As much as WordPress.com want you to believe their design software is completely intuitive for beginners, even advertising “drag and drop” functionality in their sales pitch, this is not the case at all.
The convoluted interface drained my motivation, and yielded poor results. Only when resorting to a Skillshare course did I discover that:
To make WordPress viable for beginners, you need to install third-party plugins. And guess what? The “Premium” hosting plan I’d bought doesn’t let you install plugins- Even plugins that are intended to be free by their creators. Only “Businesses” need plugins apparently.
To add insult to injury, “Premium” users are stuck with a WordPress watermark on their website, in the form of a footer which ironically reads “Proudly powered by WordPress”. This limitation is something you would expect to see in a free trial version and not the “Premium” paid version. They even fail to mention this limitation in their main comparison of plans.
Moving From WordPress.com To Self-Hosted WordPress
I double-checked with the WordPress.com customer service that it really cost an extra £156 a year just to use free plugins. They came up with some excuse about it requiring different architecture on WordPress- Which strangely isn’t an issue for other hosting providers who can handle plugins at all levels.
It was too late to apply for a refund, and the best they were willing to do was a 10% discount on the “Business” plan. Needless to say I did not accept this offer. Instead, I vowed to warn other prospective customers against making the same mistake.
The upgrade was still so overpriced, that it worked out substantially cheaper to buy a second year of hosting elsewhere (SiteGround), install the free WordPress software (from WordPress.org), and even subscribe to the Pro version of a plugin called Elementor to allow drag-and-drop creation.
Just a few days after ditching WordPress.com, I finally had a functional website which you’re looking at now.
Monetising Your Website
The next goal for my website is to actually make some money. I’m currently in the process of figuring out how to get accepted for Google AdSense- A challenge proving to be more cryptic than the last. I’ll post further updates once it gets sorted.

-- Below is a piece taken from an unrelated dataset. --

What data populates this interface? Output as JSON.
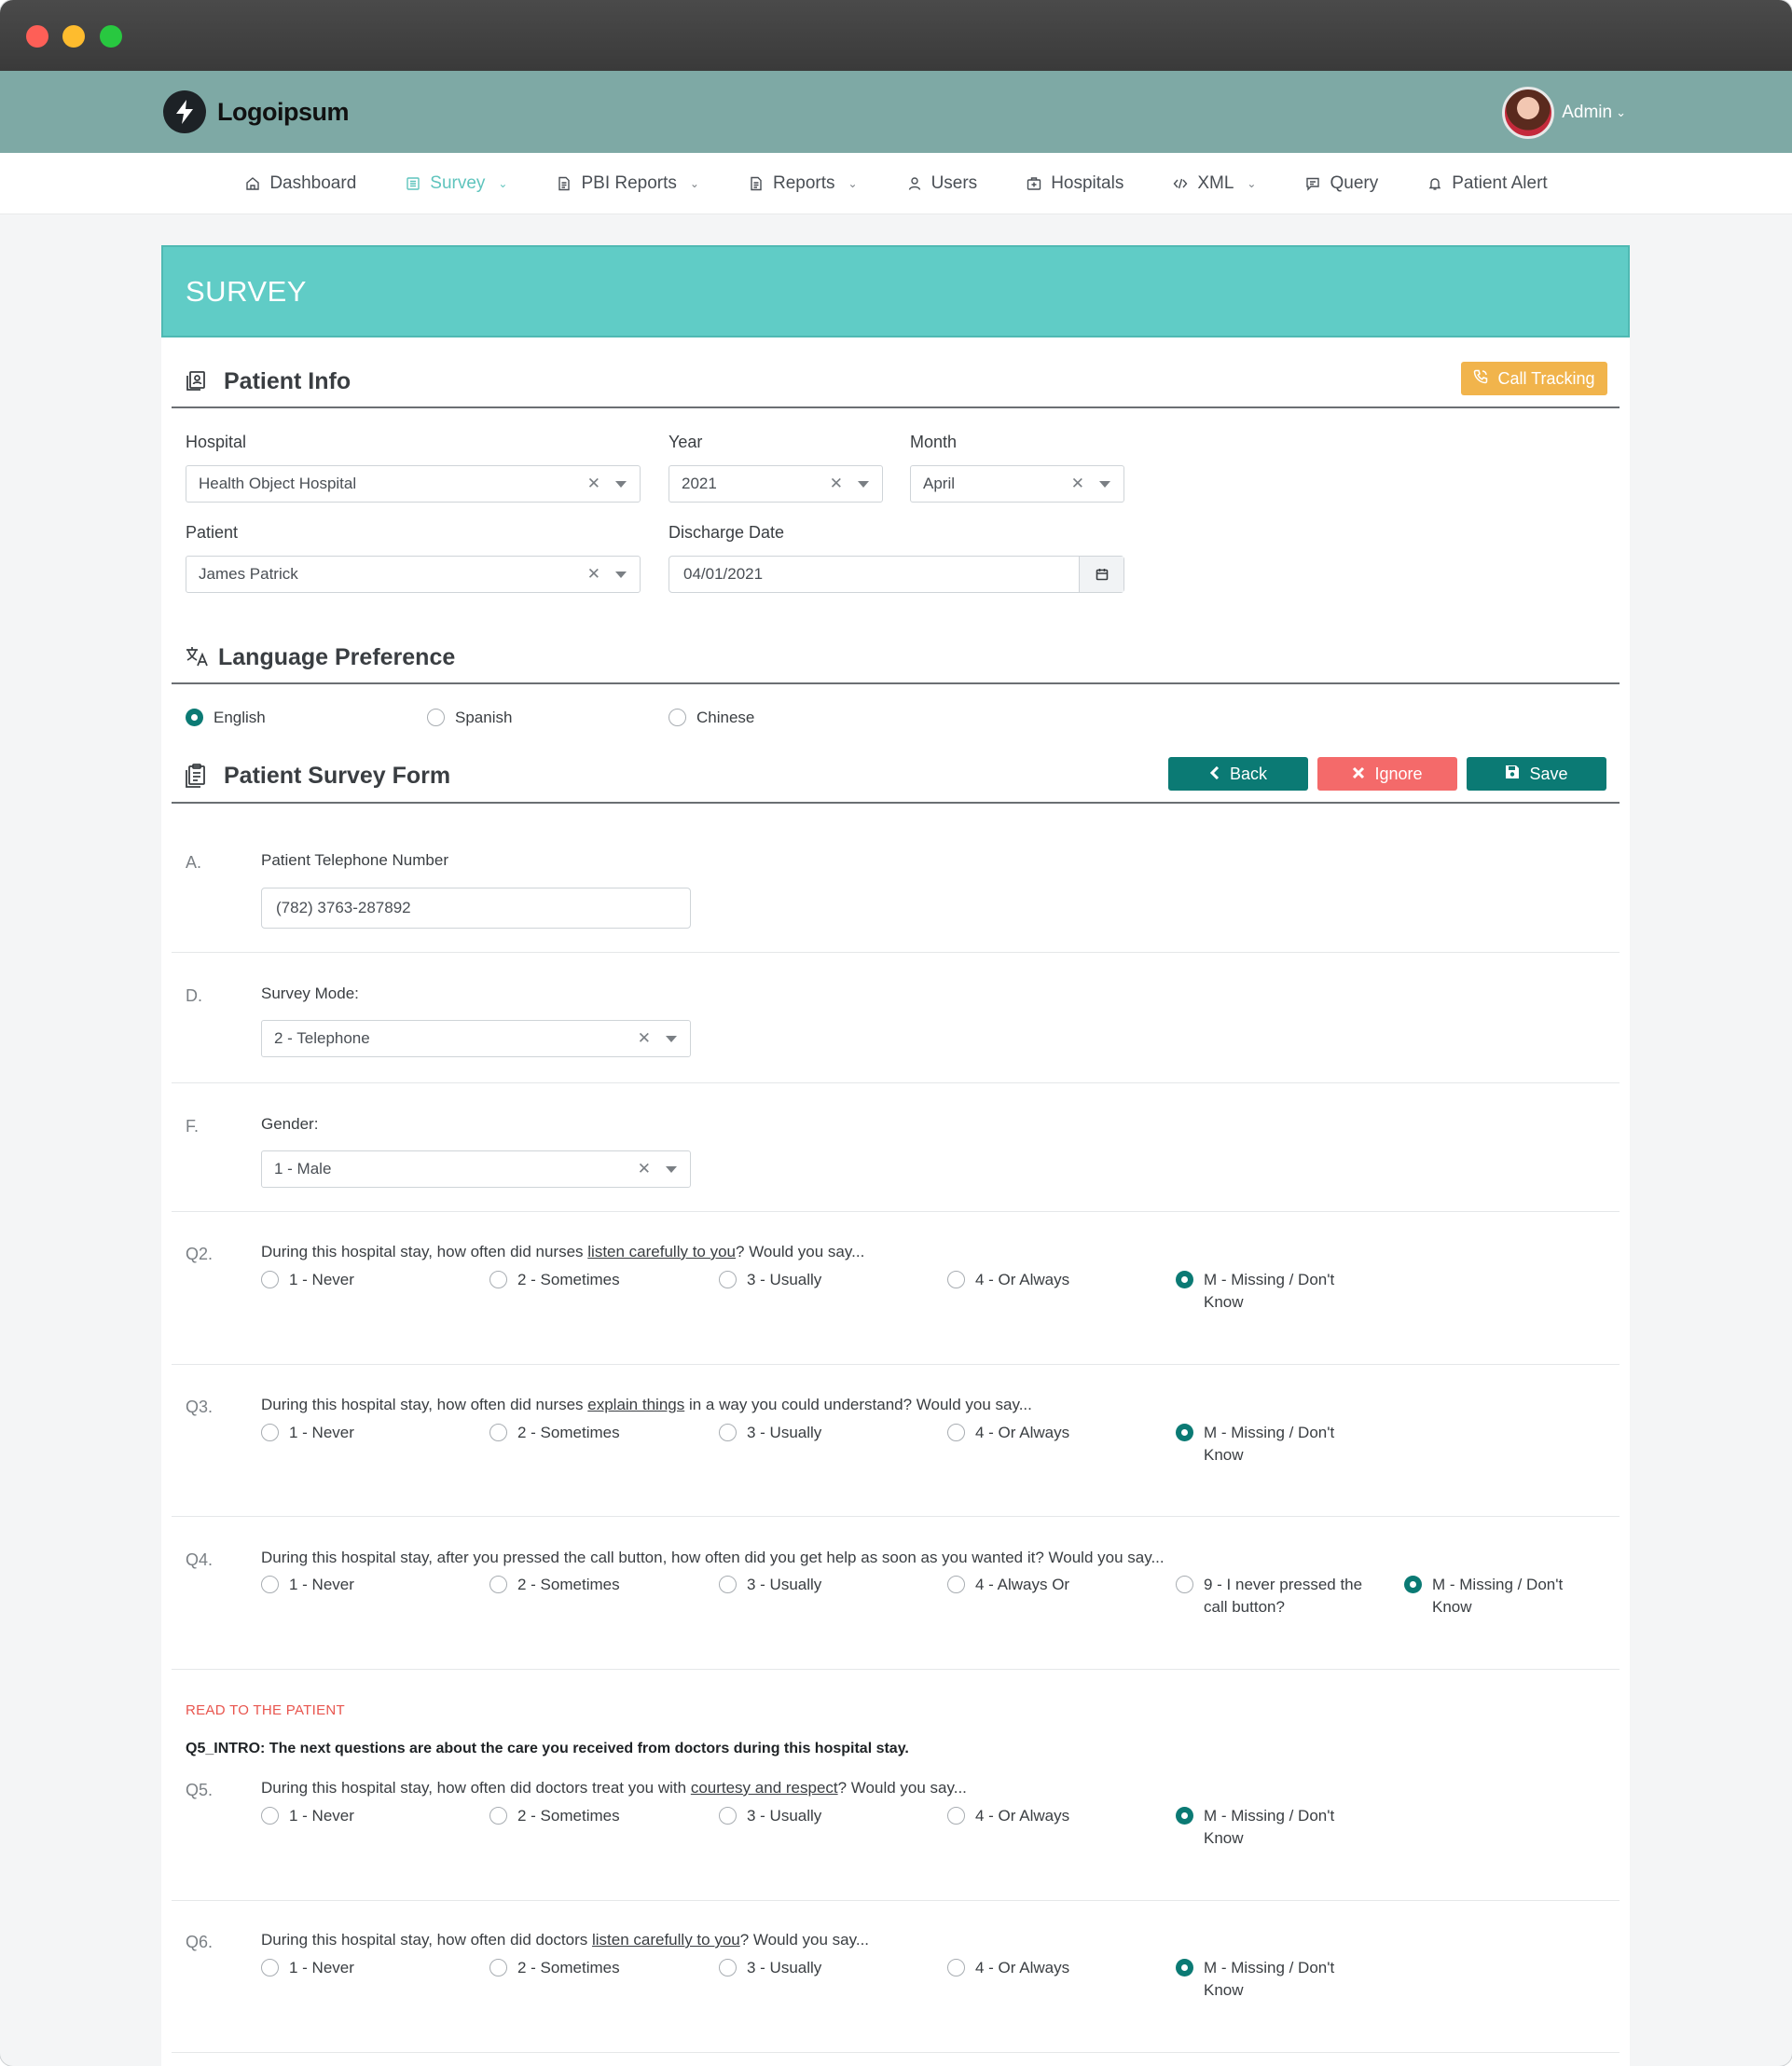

For now I’m relying on referral schemes to gain income from my site. You may have noticed that my homepage is set up to guide visitors towards the most profitable referral schemes like Swagbucks and Peer2Profit.
I hope this article has clarified how to get started as a complete beginner wanting to build a website. If I can prevent at least one person from getting scammed by WordPress.com, then it will have all been worth it.